More than half of the 44 nations with nuclear facilities whose ratification is necessary for the treaty to take effect have already done so. U.S. approval is deemed critical to persuade other nations, including Russia and China, to ratify. Even more important, India and Pakistan, who pledged to sign the test ban treaty under enormous international pressure, are said to be awaiting Senate action before making their final decision.

"It would be a highly dangerous step for the Senate to reject this treaty," said Peter Hain, Britain's minister of state for foreign affairs. "If the test ban treaty starts to unravel, all sorts of undesirable things could happen. It would send the worst possible signal to the rest of the world by giving a green light to many countries to walk away from promises not to develop nuclear arsenals." Hain and other delegates here spoke at a long-planned conference organized to discuss how to put the test ban treaty into effect.

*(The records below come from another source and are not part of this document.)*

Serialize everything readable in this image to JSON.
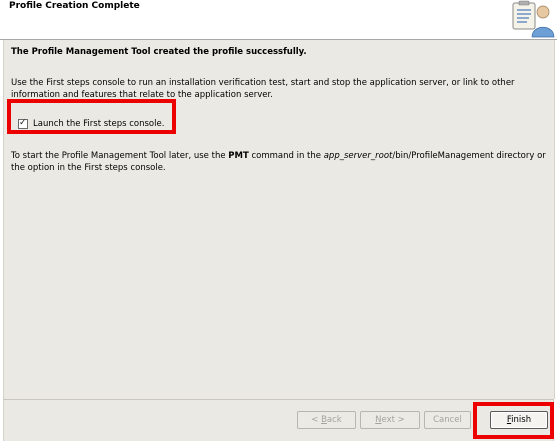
{
  "header": {
    "title": "Profile Creation Complete",
    "icon": "wizard-clipboard-person-icon"
  },
  "content": {
    "success_message": "The Profile Management Tool created the profile successfully.",
    "console_description": "Use the First steps console to run an installation verification test, start and stop the application server, or link to other information and features that relate to the application server.",
    "launch_checkbox": {
      "checked": true,
      "label": "Launch the First steps console."
    },
    "restart_info": {
      "before_cmd": "To start the Profile Management Tool later, use the ",
      "command": "PMT",
      "middle": " command in the ",
      "path_italic": "app_server_root",
      "after": "/bin/ProfileManagement directory or the option in the First steps console."
    }
  },
  "buttons": {
    "back": {
      "prefix": "< ",
      "mnemonic": "B",
      "rest": "ack",
      "enabled": false
    },
    "next": {
      "mnemonic": "N",
      "rest": "ext >",
      "enabled": false
    },
    "cancel": {
      "label": "Cancel",
      "enabled": false
    },
    "finish": {
      "mnemonic": "F",
      "rest": "inish",
      "enabled": true
    }
  },
  "colors": {
    "highlight": "#ec0000",
    "panel_background": "#ebe9e3",
    "disabled_text": "#a5a39d"
  }
}
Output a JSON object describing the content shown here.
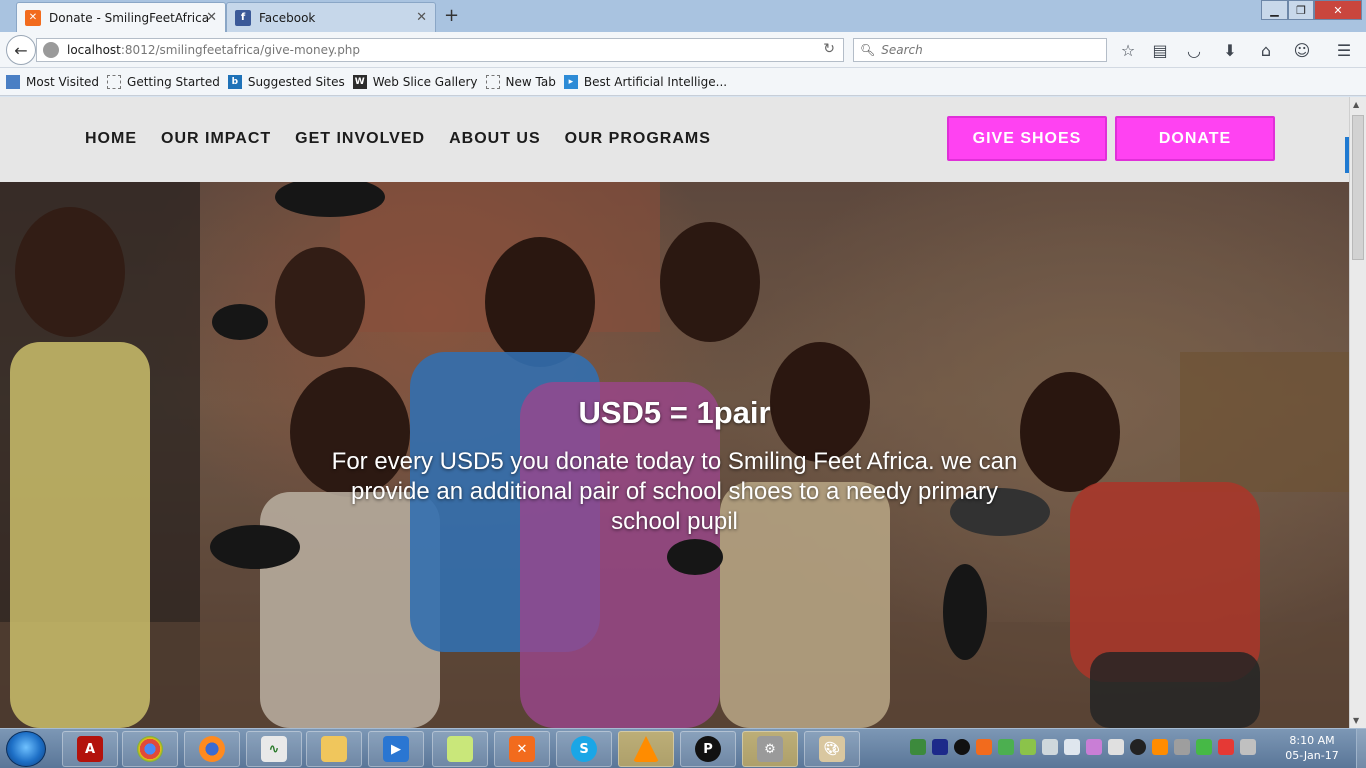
{
  "browser": {
    "tabs": [
      {
        "title": "Donate - SmilingFeetAfrica",
        "active": true,
        "favicon": "xampp-icon"
      },
      {
        "title": "Facebook",
        "active": false,
        "favicon": "facebook-icon"
      }
    ],
    "url": {
      "host": "localhost",
      "path": ":8012/smilingfeetafrica/give-money.php"
    },
    "search_placeholder": "Search",
    "bookmarks": [
      {
        "label": "Most Visited",
        "icon": "bookmark-star-icon"
      },
      {
        "label": "Getting Started",
        "icon": "page-icon"
      },
      {
        "label": "Suggested Sites",
        "icon": "bing-icon"
      },
      {
        "label": "Web Slice Gallery",
        "icon": "webslice-icon"
      },
      {
        "label": "New Tab",
        "icon": "page-icon"
      },
      {
        "label": "Best Artificial Intellige...",
        "icon": "site-icon"
      }
    ]
  },
  "site": {
    "menu": [
      "HOME",
      "OUR IMPACT",
      "GET INVOLVED",
      "ABOUT US",
      "OUR PROGRAMS"
    ],
    "buttons": {
      "give_shoes": "GIVE SHOES",
      "donate": "DONATE"
    },
    "accent": "#ff42f2"
  },
  "hero": {
    "title": "USD5 = 1pair",
    "subtitle": "For every USD5 you donate today to Smiling Feet Africa. we can provide an additional pair of school shoes to a needy primary school pupil"
  },
  "taskbar": {
    "apps": [
      "acrobat-icon",
      "chrome-icon",
      "firefox-icon",
      "task-manager-icon",
      "file-explorer-icon",
      "media-player-icon",
      "sticky-notes-icon",
      "xampp-icon",
      "skype-icon",
      "vlc-icon",
      "app-p-icon",
      "app-robot-icon",
      "paint-icon"
    ],
    "time": "8:10 AM",
    "date": "05-Jan-17"
  }
}
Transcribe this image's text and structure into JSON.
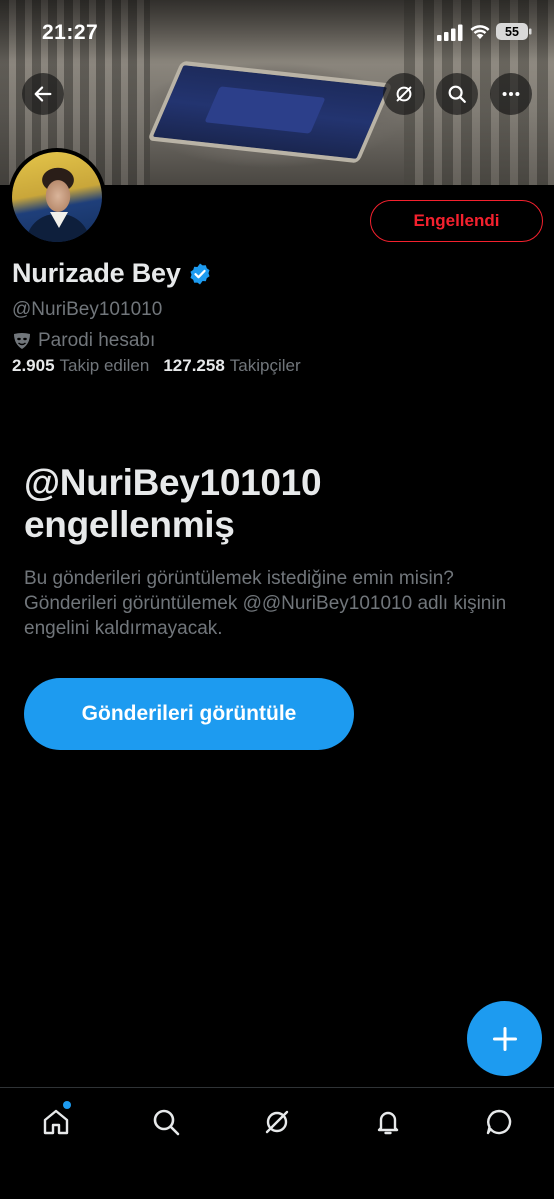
{
  "status_bar": {
    "time": "21:27",
    "battery": "55"
  },
  "header": {
    "back_icon": "arrow-left-icon",
    "grok_icon": "grok-slash-icon",
    "search_icon": "search-icon",
    "more_icon": "more-horizontal-icon"
  },
  "profile": {
    "name": "Nurizade Bey",
    "handle": "@NuriBey101010",
    "verified_color": "#1d9bf0",
    "parody_label": "Parodi hesabı",
    "following_count": "2.905",
    "following_label": "Takip edilen",
    "followers_count": "127.258",
    "followers_label": "Takipçiler",
    "blocked_button": "Engellendi"
  },
  "blocked_notice": {
    "title": "@NuriBey101010 engellenmiş",
    "body": "Bu gönderileri görüntülemek istediğine emin misin? Gönderileri görüntülemek @@NuriBey101010 adlı kişinin engelini kaldırmayacak.",
    "view_button": "Gönderileri görüntüle"
  },
  "bottom_nav": {
    "items": [
      "home-icon",
      "search-icon",
      "grok-icon",
      "notifications-icon",
      "messages-icon"
    ],
    "home_has_dot": true
  },
  "colors": {
    "accent": "#1d9bf0",
    "danger": "#f4212e",
    "secondary_text": "#71767b",
    "primary_text": "#e7e9ea"
  }
}
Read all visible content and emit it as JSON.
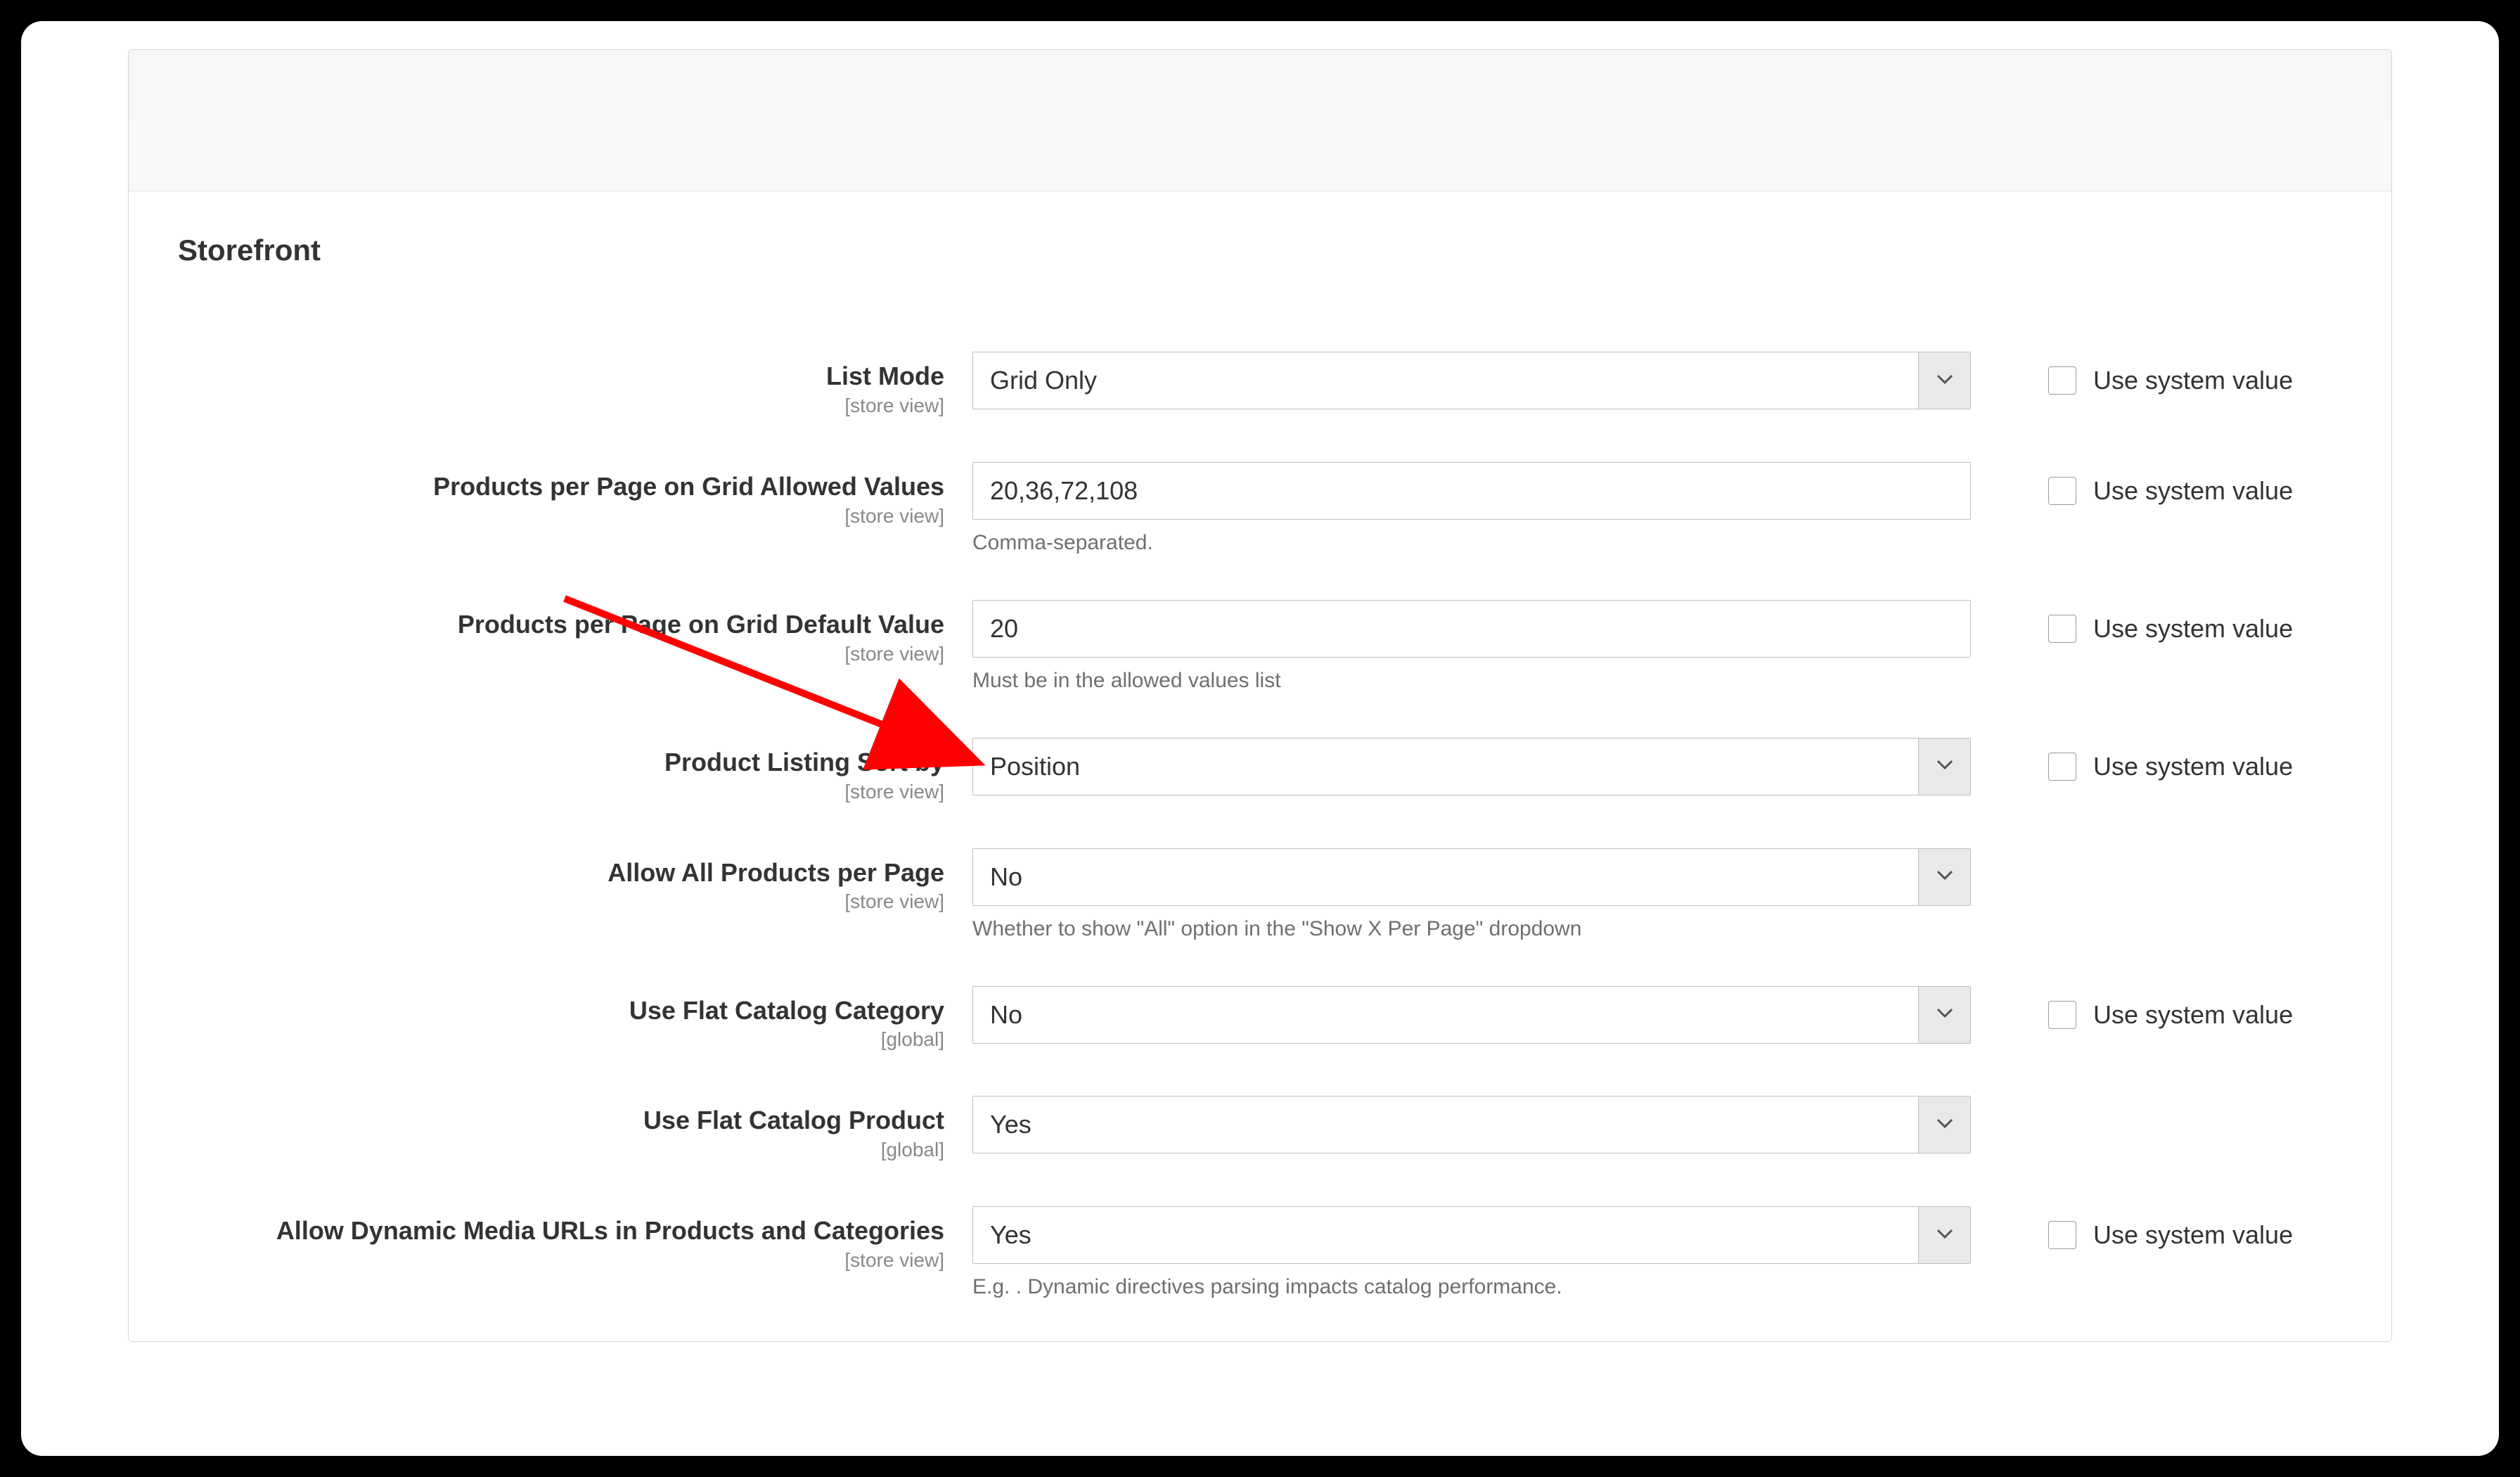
{
  "section_title": "Storefront",
  "scope_store_view": "[store view]",
  "scope_global": "[global]",
  "use_system_value": "Use system value",
  "fields": {
    "list_mode": {
      "label": "List Mode",
      "value": "Grid Only"
    },
    "grid_allowed": {
      "label": "Products per Page on Grid Allowed Values",
      "value": "20,36,72,108",
      "help": "Comma-separated."
    },
    "grid_default": {
      "label": "Products per Page on Grid Default Value",
      "value": "20",
      "help": "Must be in the allowed values list"
    },
    "sort_by": {
      "label": "Product Listing Sort by",
      "value": "Position"
    },
    "allow_all": {
      "label": "Allow All Products per Page",
      "value": "No",
      "help": "Whether to show \"All\" option in the \"Show X Per Page\" dropdown"
    },
    "flat_cat": {
      "label": "Use Flat Catalog Category",
      "value": "No"
    },
    "flat_prod": {
      "label": "Use Flat Catalog Product",
      "value": "Yes"
    },
    "dyn_media": {
      "label": "Allow Dynamic Media URLs in Products and Categories",
      "value": "Yes",
      "help": "E.g. . Dynamic directives parsing impacts catalog performance."
    }
  },
  "colors": {
    "arrow": "#ff0000"
  }
}
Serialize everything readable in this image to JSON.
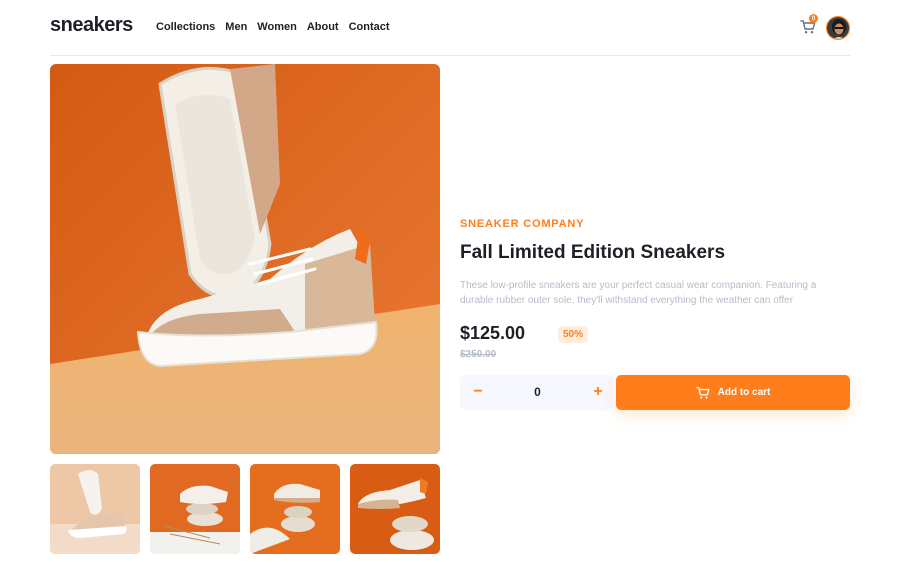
{
  "header": {
    "logo": "sneakers",
    "nav": [
      "Collections",
      "Men",
      "Women",
      "About",
      "Contact"
    ],
    "cart_count": "0",
    "icons": {
      "cart": "cart-icon",
      "avatar": "user-avatar"
    }
  },
  "gallery": {
    "thumbnails": 4,
    "active": 1
  },
  "product": {
    "company": "Sneaker Company",
    "title": "Fall Limited Edition Sneakers",
    "description": "These low-profile sneakers are your perfect casual wear companion. Featuring a durable rubber outer sole, they'll withstand everything the weather can offer",
    "price": "$125.00",
    "discount": "50%",
    "original_price": "$250.00"
  },
  "cart_controls": {
    "minus": "−",
    "quantity": "0",
    "plus": "+",
    "add_label": "Add to cart"
  },
  "colors": {
    "accent": "#ff7e1b",
    "accent_pale": "#ffede0",
    "text_dark": "#1d2026",
    "text_muted": "#b6bcc8",
    "light_bg": "#f6f8fd"
  }
}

German Foreign Minister Joschka Fischer said the rest of the world would be watching the Senate test ban vote closely because of its possible effect in eroding support for the non-proliferation treaty. "What is at stake is not just the pros and cons of the test ban treaty, but the future of multilateral arms control," Fischer said.

Diplomats fear that a failure to put the test ban treaty into effect soon would discourage some "threshold" countries -- those close to developing nuclear weapons -- from cooperating with intrusive inspections under the non-proliferation treaty. Such inspections are designed to prevent them from cheating and secretly developing nuclear weapons.

Jayantha Dhanapala, the U.N. undersecretary for disarmament affairs, said many countries agreed to a permanent inspection regime four years ago only on the basis of a written guarantee by the nuclear powers to negotiate and ratify a worldwide test ban as one of several key steps toward nuclear disarmament.

In a grand diplomatic bargain struck in 1995, the inspection program was made permanent for some 175 nations that have promised to forswear nuclear weapons. In exchange, the world's five declared nuclear powers -- the United States, France, Britain, Russia and China -- pledged to reduce nuclear arsenals and approve a treaty that would ban test explosions that help upgrade their weapons.

"If the Senate rejects ratification, it would send a very negative signal that will act as a brake on the momentum we have achieved to control the nuclear threat, because some countries would see this vote as a betrayal of a promise," Dhanapala said.

The head of the U.S. delegation, Ambassador John B. Ritch III, said a main theme of the Vienna conference has been international alarm over isolationist thinking that has spurred Senate opposition to the treaty. He said foreign delegates found it difficult to understand how the Senate could consider backtracking from a ban on nuclear explosions even though polls show as much as 80 percent of the American public support the treaty.

China's representative here said that U.S. failure to ratify the test ban treaty would be "a very negative development" and joined others in expressing concern that the United States is shunning its obligations on global arms control.

"I don't like to talk about any country exercising world leadership, but in this case we see that the United States must play a special role," Sha Zukang, China's top arms control official, said in an interview. Sha added that China is even more alarmed by U.S. efforts to develop a regional missile defense system than by the Senate's reluctance to approve the test ban treaty.

Boris Kvok, Russia's deputy chief of disarmament issues, said the U.S. decision on the test ban treaty would not affect the deliberations of Russia's parliament on the pact or alter his country's test moratorium. "But if the U.S. moves ahead with ballistic missile defense, it would be a disaster for strategic stability in Europe and the world. And we would have to start developing new weapons to correct this imbalance," Kvok said.